Kamis, 27 Juli 2017

Prioritize Injection Drug Users for Hepatitis C Treatment

Prioritize Injection Drug Users for Hepatitis C Treatment


To eliminate the hepatitis C virus, funding must be prioritized for the treatment of people at high risk of spreading the infection, even if it is at the expense of people at lower risk for transmission, according to one expert at the International AIDS Society 2017 Conference in Paris.

“This means targeting people who inject drugs,” said John Dillon, MD, from the University of Dundee in the United Kingdom.

“Average drug users with HCV are likely to infect two to six people before they move away from drug use,” he reported. “A focus on treating people who are HCV-positive and injecting is the only way to slow and prevent spread of the virus.”

Targeting treatment to patients with advanced liver fibrosis “as a result of the virus has been shown to be a less-effective model for eliminating HCV,” Dr Dillon told Medscape Medical News. By selecting patients most likely to spread the disease, the impact will be greater, he added.

In Scotland, more than 85% of the people with a diagnosis of hepatitis C inject drugs, Dr Dillon reported. To date, they have been considered by most treatment services to be “too chaotic to treat” because they are associated with poor adherence to therapy and rapid reinfection, he explained.

“Too Chaotic to Treat”

In their Eradicate-C study, Dr Dillon and his colleagues looked at ways to deliver treatment to this difficult-to-reach population. The team identified and recruited — from treatment centers, community pharmacies that dispense methadone, and needle-exchange centers — 105 patients with hepatitis who were actively injecting drugs over a 42-month period.

Sustained viral response at 12 weeks was measured in 89 of the 94 patients who received treatment, and was achieved by 74 patients (83.1%) — 31 of 38 (81.5%) patients infected with genotype 1 hepatitis C, and 43 of 51 (84.3%) infected with genotypes 2 and 3.

Of the other 15 patients, 14 relapsed and one became reinfected with a different genotype before the end of the 12 weeks.

The rate of reinfection — estimated to be one per 9 patient-years — is compatible with the theory that active drug users can be successfully treated and cured of hepatitis C, said Dr Dillon. This means a “treatment as prevention” strategy would be effective for this group, he explained.

Treating Those in Need

This is preliminary work, he stressed, but reported that “standing outside the doors” of infected drug users seems to be the best way to ensure they get treatment.

“What we did was prove that pathways to reaching these people worked. Nobody believed you could engage with them, so we had to prove that we could,” he said. “Now we’re upscaling our efforts.”

He and his colleagues are currently working to secure funding for a larger trial.

Their treatment model is based on a study in which injection drug users infected with hepatitis C were targeted for early treatment (J Hepatol. 2016;65:17-25). Those researchers found that as the pool of hepatitis C depleted, overall transmission decreased.

They also found that treating injection drug users with moderate or mild hepatitis C is more cost-effective than delaying treatment until patients present with cirrhosis of the liver. And for every mild to moderate case of hepatitis C in an injection drug user that is treated, two new infections are averted.
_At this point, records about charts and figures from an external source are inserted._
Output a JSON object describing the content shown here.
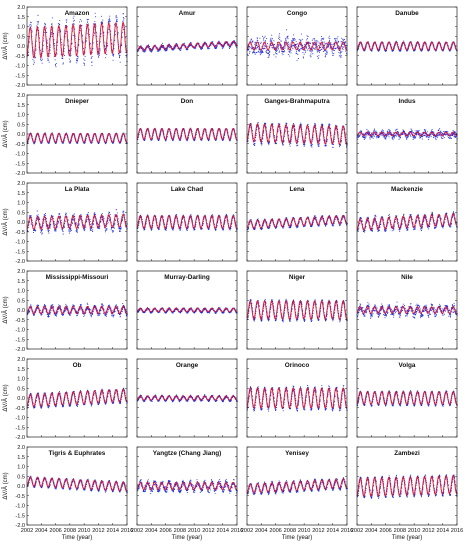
{
  "chart_data": {
    "type": "scatter",
    "layout": "6x4 grid of small multiples",
    "xlabel": "Time (year)",
    "ylabel": "ΔV/Â (cm)",
    "xlim": [
      2002,
      2016
    ],
    "ylim": [
      -2.0,
      2.0
    ],
    "x_ticks": [
      "2002",
      "2004",
      "2006",
      "2008",
      "2010",
      "2012",
      "2014",
      "2016"
    ],
    "y_ticks": [
      "2.0",
      "1.5",
      "1.0",
      "0.5",
      "0.0",
      "-0.5",
      "-1.0",
      "-1.5",
      "-2.0"
    ],
    "series_colors": {
      "observed": "#1f2ad8",
      "fitted": "#e2142d"
    },
    "panels": [
      {
        "name": "Amazon",
        "amplitude": 0.85,
        "trend": 0.02,
        "noise": 0.35,
        "offset": 0.3
      },
      {
        "name": "Amur",
        "amplitude": 0.12,
        "trend": 0.02,
        "noise": 0.06,
        "offset": 0.0
      },
      {
        "name": "Congo",
        "amplitude": 0.22,
        "trend": 0.0,
        "noise": 0.3,
        "offset": 0.0
      },
      {
        "name": "Danube",
        "amplitude": 0.22,
        "trend": 0.0,
        "noise": 0.03,
        "offset": 0.0
      },
      {
        "name": "Dnieper",
        "amplitude": 0.25,
        "trend": 0.0,
        "noise": 0.02,
        "offset": -0.2
      },
      {
        "name": "Don",
        "amplitude": 0.3,
        "trend": 0.0,
        "noise": 0.02,
        "offset": 0.0
      },
      {
        "name": "Ganges-Brahmaputra",
        "amplitude": 0.5,
        "trend": -0.01,
        "noise": 0.1,
        "offset": 0.0
      },
      {
        "name": "Indus",
        "amplitude": 0.1,
        "trend": 0.0,
        "noise": 0.12,
        "offset": 0.0
      },
      {
        "name": "La Plata",
        "amplitude": 0.35,
        "trend": 0.01,
        "noise": 0.18,
        "offset": 0.0
      },
      {
        "name": "Lake Chad",
        "amplitude": 0.35,
        "trend": 0.0,
        "noise": 0.05,
        "offset": 0.0
      },
      {
        "name": "Lena",
        "amplitude": 0.22,
        "trend": 0.02,
        "noise": 0.05,
        "offset": 0.0
      },
      {
        "name": "Mackenzie",
        "amplitude": 0.32,
        "trend": 0.02,
        "noise": 0.1,
        "offset": 0.0
      },
      {
        "name": "Mississippi-Missouri",
        "amplitude": 0.2,
        "trend": 0.0,
        "noise": 0.1,
        "offset": 0.0
      },
      {
        "name": "Murray-Darling",
        "amplitude": 0.1,
        "trend": 0.0,
        "noise": 0.04,
        "offset": 0.0
      },
      {
        "name": "Niger",
        "amplitude": 0.5,
        "trend": 0.0,
        "noise": 0.05,
        "offset": 0.0
      },
      {
        "name": "Nile",
        "amplitude": 0.18,
        "trend": 0.0,
        "noise": 0.15,
        "offset": 0.0
      },
      {
        "name": "Ob",
        "amplitude": 0.35,
        "trend": 0.02,
        "noise": 0.05,
        "offset": 0.0
      },
      {
        "name": "Orange",
        "amplitude": 0.12,
        "trend": 0.0,
        "noise": 0.04,
        "offset": 0.0
      },
      {
        "name": "Orinoco",
        "amplitude": 0.55,
        "trend": 0.0,
        "noise": 0.08,
        "offset": 0.0
      },
      {
        "name": "Volga",
        "amplitude": 0.35,
        "trend": 0.0,
        "noise": 0.04,
        "offset": 0.0
      },
      {
        "name": "Tigris & Euphrates",
        "amplitude": 0.25,
        "trend": -0.02,
        "noise": 0.04,
        "offset": 0.1
      },
      {
        "name": "Yangtze (Chang Jiang)",
        "amplitude": 0.2,
        "trend": 0.0,
        "noise": 0.12,
        "offset": 0.0
      },
      {
        "name": "Yenisey",
        "amplitude": 0.25,
        "trend": 0.02,
        "noise": 0.06,
        "offset": 0.0
      },
      {
        "name": "Zambezi",
        "amplitude": 0.5,
        "trend": 0.01,
        "noise": 0.06,
        "offset": 0.0
      }
    ]
  }
}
Treatment as prevention for hepatitis C is gaining support from groups like the World Health Organization (WHO), but it might not be achievable on a mass scale because resources are already depleted for patients with advanced fibrosis. People with milder hepatitis C are not prioritized by healthcare providers or payers, Dr Dillon pointed out.

“The key is having something of a one-stop-shop approach,” said Jason Grebely, PhD, from the University of New South Wales in Sydney, Australia.

“The important thing is to bring treatment to the people, not expect people to go to a tertiary-based hospital clinic. You have to provide care where people with the virus are already accessing services,” he told Medscape Medical News.

“We also need to continue to pursue evaluation of novel diagnostic testing, strategies to enhance linkage to care, and strategies to improve treatment outcomes,” he explained.

Ambitious targets for the elimination of hepatitis C have been set by the WHO, and they are achievable in many countries, but they “will require researchers, healthcare providers, policy makers, affected communities, advocates, the pharmaceutical industry, and diagnostics to work together,” said Dr Grebely.

“We also need to work on drug-law reform,” he added. “Criminalization of drugs drives people away from services.”

Dr Dillon reports receiving research grants and honoraria for lectures from AbbVie, Bristol-Myers Squibb, Gilead Sciences, Janssen, Merck Sharp & Dohme, and Roche. Dr Grebely is a consultant and advisor, and has received research grants from AbbVie, Bristol-Myers Squibb, Cepheid, Gilead Sciences, and Merck Sharp & Dohme.

International AIDS Society (IAS) 2017 Conference. Presented July 23, 2017.